There was a burgundy-colored button-up blouse draped over a chair. Susan would not wear burgundy. It came to me that the last time I’d been in her room, there had been a pink sweater hanging from one of the knobs of the closet door, and she wouldn’t wear pink, either.
“What is it, Jonathan?”
And, beyond the perfume, there was the unmistakable odor of sex in the room. Recent sex.
I said, “What did you say your friend’s name is?”
“Jennifer.” And yes, it was there in the way she said her friend’s name, too. Perhaps everyone else called her Jenny, but Susan had needed her version, one that she could say sleepily, while holding her in the warm afterglow of love.
I said, “I just wanted to say hello.”
“Well, hello,” she said brightly.
I smiled, keeping my feelings off my face, and closed the door. I went back into Jill’s room. She hadn’t moved. I took her shoulders in my hands; it came to me, as if from somewhere outside of myself, that if I let myself begin I would kill her; so I threw her back onto the bed. I heard something like a sob escape my throat. Jill was staring at me with a hurt-puppy look that made me wish very much to strangle her; instead I stepped around the bed, to the window, flung it open. Mist poured in like smoke, and I felt the clouds gather above. “Don’t go driving anywhere,” I told Jill. “Winter storm warning,” and I passed out through the window, into the fog and the swirling snow of the storm.

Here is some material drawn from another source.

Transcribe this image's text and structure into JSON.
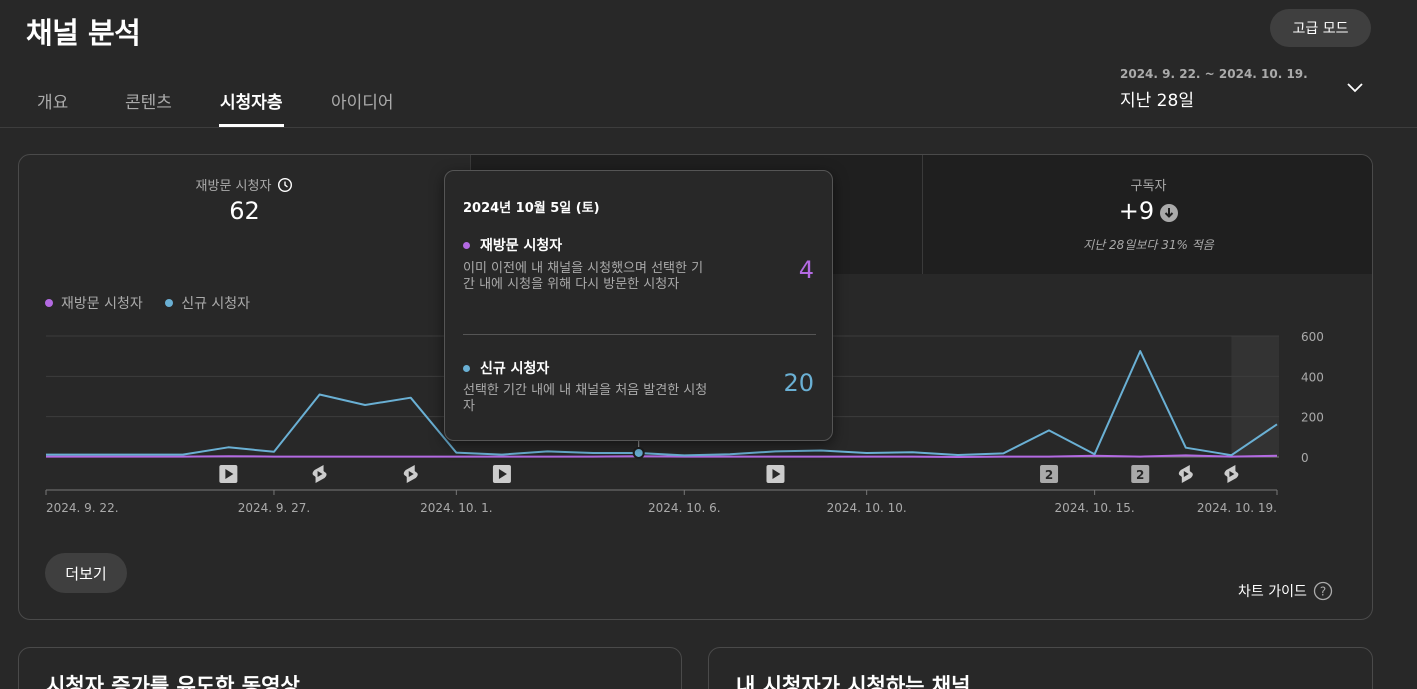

I remember little between the beginning of the storm and my arrival in this room, but my brain is full of images of swirling snow, and of lightning dancing back and forth between clouds, and throwing my rage down on the helpless Earth below me.
The storm cleared as suddenly as it had arrived, leaving me numb, as I sit here before this infernal machine. Now I am no longer cold, but I think I am still numb, and able to wonder, in a distant, abstract sort of way, what sensation will come to fill the void once the numbness has worn off.